Se volvió hacia el Cerebro y preguntó con suavidad: -¿Puedes negar que tú mismo eres Kennicot Muir?
Los ojos aturdidos de Alar observaban el pirómetro, cuya aguja iba trepando lentamente por la escala, registrando la caída de la estación hacia el centro mismo de la mancha solar: 4.560, 4.580, 4.600… Cuanto más profundidad alcanzaba, mayor era la temperatura. Naturalmente, jamás alcanzaría el centro del sol. El ojo de la mancha se reduciría probablemente a la nada en unos mil quinientos kilómetros, cuando llegara a una región lo bastante profunda como para que su temperatura fuera de varios millones de grados. El sistema de refrigerador del solario podía soportar un límite máximo de 7.000.
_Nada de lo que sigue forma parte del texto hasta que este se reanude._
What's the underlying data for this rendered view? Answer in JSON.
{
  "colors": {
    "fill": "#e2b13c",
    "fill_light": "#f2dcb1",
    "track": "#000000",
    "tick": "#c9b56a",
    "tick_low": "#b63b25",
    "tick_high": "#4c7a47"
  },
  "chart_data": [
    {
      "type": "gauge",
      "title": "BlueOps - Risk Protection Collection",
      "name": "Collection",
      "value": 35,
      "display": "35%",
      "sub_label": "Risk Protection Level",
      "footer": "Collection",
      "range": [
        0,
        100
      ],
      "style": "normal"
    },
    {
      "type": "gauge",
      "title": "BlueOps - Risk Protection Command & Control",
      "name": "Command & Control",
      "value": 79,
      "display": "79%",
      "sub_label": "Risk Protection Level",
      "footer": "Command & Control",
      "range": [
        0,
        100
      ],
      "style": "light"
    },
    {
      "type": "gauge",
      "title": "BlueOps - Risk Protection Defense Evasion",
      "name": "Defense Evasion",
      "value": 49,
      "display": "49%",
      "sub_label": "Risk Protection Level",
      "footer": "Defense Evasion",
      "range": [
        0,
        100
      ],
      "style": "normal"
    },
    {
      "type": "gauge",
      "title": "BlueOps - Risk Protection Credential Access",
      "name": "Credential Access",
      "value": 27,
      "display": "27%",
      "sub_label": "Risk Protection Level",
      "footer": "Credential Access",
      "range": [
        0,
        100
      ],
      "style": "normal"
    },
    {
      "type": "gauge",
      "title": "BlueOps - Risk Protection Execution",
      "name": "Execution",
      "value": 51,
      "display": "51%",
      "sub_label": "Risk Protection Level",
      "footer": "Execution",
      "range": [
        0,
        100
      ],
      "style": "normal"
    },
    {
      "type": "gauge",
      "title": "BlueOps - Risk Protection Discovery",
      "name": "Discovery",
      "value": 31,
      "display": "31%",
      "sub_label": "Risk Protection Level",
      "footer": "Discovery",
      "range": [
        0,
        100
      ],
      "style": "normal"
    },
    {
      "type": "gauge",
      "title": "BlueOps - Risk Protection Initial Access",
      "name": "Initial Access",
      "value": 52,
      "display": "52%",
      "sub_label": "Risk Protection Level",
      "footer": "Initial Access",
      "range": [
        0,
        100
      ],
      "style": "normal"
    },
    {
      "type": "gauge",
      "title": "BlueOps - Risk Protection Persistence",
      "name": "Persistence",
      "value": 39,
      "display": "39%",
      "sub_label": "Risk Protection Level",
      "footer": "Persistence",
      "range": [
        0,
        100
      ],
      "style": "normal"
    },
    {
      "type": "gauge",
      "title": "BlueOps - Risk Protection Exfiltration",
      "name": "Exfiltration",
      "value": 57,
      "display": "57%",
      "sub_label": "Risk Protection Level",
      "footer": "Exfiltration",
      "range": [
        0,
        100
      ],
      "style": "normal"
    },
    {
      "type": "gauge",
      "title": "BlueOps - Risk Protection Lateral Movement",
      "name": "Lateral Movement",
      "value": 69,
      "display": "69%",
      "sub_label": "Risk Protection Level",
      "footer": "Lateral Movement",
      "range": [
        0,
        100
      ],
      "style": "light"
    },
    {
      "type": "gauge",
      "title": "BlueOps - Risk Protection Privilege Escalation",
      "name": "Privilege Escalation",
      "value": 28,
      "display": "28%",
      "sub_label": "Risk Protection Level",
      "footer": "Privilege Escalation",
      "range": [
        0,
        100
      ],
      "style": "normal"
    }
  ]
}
Cabían varias Posibilidades. El vórtice de la mancha podía prolongarse hasta muy cerca del centro solar, donde la temperatura subiría a unos veinte millones de grados. Pero aunque se mantuviera por debajo de los 7.000 (cosa imposible) la estación acabaría por estrellarse contra la enorme densidad del centro y se tornaría incandescente.
Pero ¿si el vórtice no se extendía hasta ese núcleo increíblemente ardoroso, sino que, como era más probable, se originaba sólo a unos pocos miles de kilómetros de profundidad? Alar escupió una bocanada de sangre y calculó con rapidez. Si la mancha tenía 24.000 kilómetros de pro- fundidad la temperatura del vértice del cono no llegaría a los 7.000 grados. Si la estación pudiera descender suavemente hasta posarse allí le sería posible sobrevivir durante varias horas antes de que la pesada planta acabara por hundirse a mayor profundidad, hasta alcanzar una temperatura intolerable. Pero su descenso no sería suave; caía ya con una aceleración de veintisiete gravedades, y probablemente llegaría al fondo del cono a una velocidad de varios kilómetros por segundo, a pesar de la viscosidad que presentaban los gases de la mancha. Todo se desintegraría instantáneamente en torno a Alar.
Sintió que los almohadones de la silla empujaban contra su espalda y que los brazos metálicos estaban mucho más calientes. Tenía la boca seca y la cara mojada. En ese momento recordó la provisión del capitán Andrews. Puesto que no tenía nada que hacer por el momento obedeció al súbito capricho. Se levantó, estiró el cuerpo y se encaminó hacia el gabinete refrigerado. En cuanto abrió la puertecilla sintió contra la cara sudorosa una súbita oleada de aire fresco, inspirándole un pensamiento irracional ¿por qué no acurrucarse en aquella reducida caja y cerrar la puerta? Lo absurdo de la idea le hizo reír entre dientes.
Sacó una botella de espuma y se la exprimió en la boca. La sensación era muy agradable. Con los ojos cerrados pudo imaginar al capitán Andrews ante él, diciéndole: "Es fría, y eso ya es bastante en un sitio como éste".
Guardó la botella y cerró nuevamente: la puerta. "¡Qué gesto inútil!", se dijo. La situación parecía totalmente irreal. Keiris le había advertido…
Keiris.
¿Acaso sentía ella, en aquel preciso instante, lo que él estaba enfrentando?